I bought a couple of cans of BeerLao and started drinking in the minibus while the driver ate.
Shortly after our pit stop, the road took a dramatic turn for the worse. Uneven gradients, massive, massive potholes and partially washed away surfacing. The minibus was bouncing up and down for three hours, swerving around the bigger potholes, smashing in and out of gaps in the road. My head was pounding and I cursed Vang Vieng for not having an airport.
Around midnight we pulled into Vang Vieng. It’s an incredibly small place, maybe three streets. I was exhausted, it was close to midnight and my hotel was down a small hill, off the main street and along the river. My first thought was “oh boy, what have I gotten myself into.”
The grounds of the hotel were completely dark. When the minibus stopped, someone was waiting for me with an envelope that contained my key. They showed me to my room and informed me that the office closed at 9pm, so there were no actual staff at the hotel.
This is rural Laos, so I knew not to expect much from the hotel, but at $80USD/night and a self-proclaimed 4-star rating, I was hoping there would at least be someone at the desk 24 hours a day.
I was quickly shown my room which did not contain a fridge, safe, phone or TV. I was told there was no TV or phone so that guests wouldn’t be “distracted” and could totally relax. Given the overall spartan nature of the accommodations I think this was just creative spin on a budget too low for TV’s.
The room itself was two twin beds pushed together to form a Queen sized bed with mosquito nets (Vang Vieng is a borderline malarial zone), a small unstable looking desk near the window and a tiny bathroom with a sink, toilet and shower. As all of the rooms are in the one story low rise buildings around the courtyard, they also have small patios with chairs outside next to the door, I suppose they are meant to resemble adjoining bungalows.
The hotel did not make the best first impression on me, but things are often better in the light of day.
The next morning I went to the office and had a nice chat with the American-Lao woman who had handled my reservation, walked around the pleasant gardens in the hotel and sat in the restaurant bar that peaks out over the Mekong and gives you excellent views of the bucolic Lao country side. I don’t say that with a grain of salt…Vang Vieng is in the middle of nowhere, the surroundings are very rural.
I ended up staying in Vang Vieng longer than I had expected to (as many travelers do) alternating my days between resting in the hotel, walking around town and partaking in the utter madness on the river. For a two day period I was convinced I had malaria, then Dengue fever (dengue is endemic in the area around Vientiane). It turned out I was just tired and a bit hungover. I made some great friends and have been raving to everyone at home about Laos since.

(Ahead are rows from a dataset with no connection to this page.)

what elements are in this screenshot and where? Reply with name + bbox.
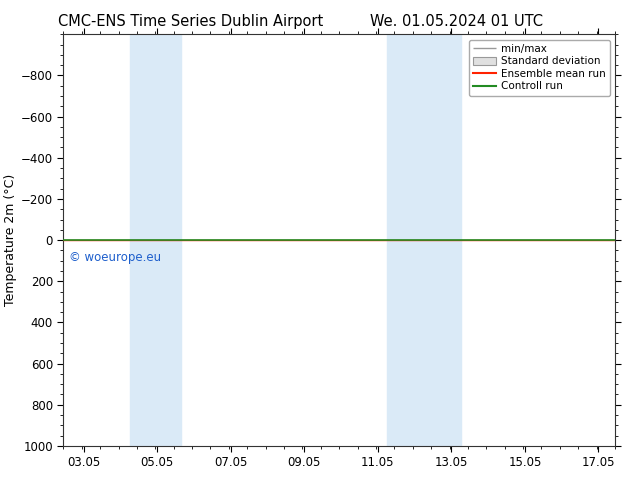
Text: CMC-ENS Time Series Dublin Airport: CMC-ENS Time Series Dublin Airport <box>58 14 323 29</box>
Text: We. 01.05.2024 01 UTC: We. 01.05.2024 01 UTC <box>370 14 543 29</box>
Bar <box>387 34 460 446</box>
Text: © woeurope.eu: © woeurope.eu <box>69 251 161 265</box>
Y-axis label: Temperature 2m (°C): Temperature 2m (°C) <box>4 174 16 306</box>
Legend: min/max, Standard deviation, Ensemble mean run, Controll run: min/max, Standard deviation, Ensemble me… <box>469 40 610 96</box>
Bar <box>129 34 181 446</box>
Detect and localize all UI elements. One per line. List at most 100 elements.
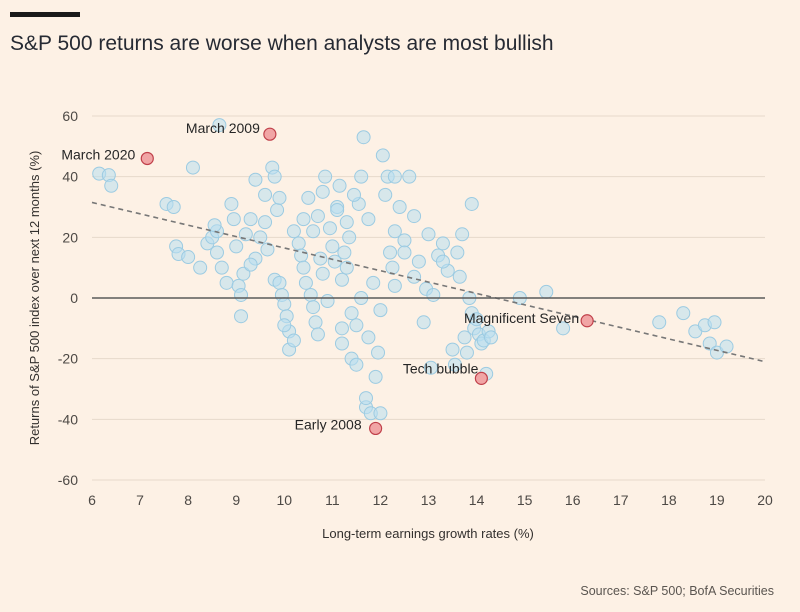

Villa Nam Song Report Card
Pros: The “best” hotel in town, decent restaurant with excellent river views, nice gardens, good air conditioning, rooms are nice for Vang Vieng.
Cons: Wildly overpriced, closer to a 2-star than a 4-star. No hotel staff on site after 8 or 9pm, no TV (a feature some of the $10/night guesthouses have…as well as 24hour staff at reception), located at the end of the strip.
Verdict: I don’t think I would stay at Villa Nam Song next time I go to Laos. The price simply doesn’t stack up to what it delivers. You can get a room just as nice at one of the “lesser” hotels for half as much money (or perhaps less). It looked like development work on a new “nice” hotel was underway in the center of town near the main tubing depot. In the future I would try that place (when open), or just check out one of the small hotels on the main strip.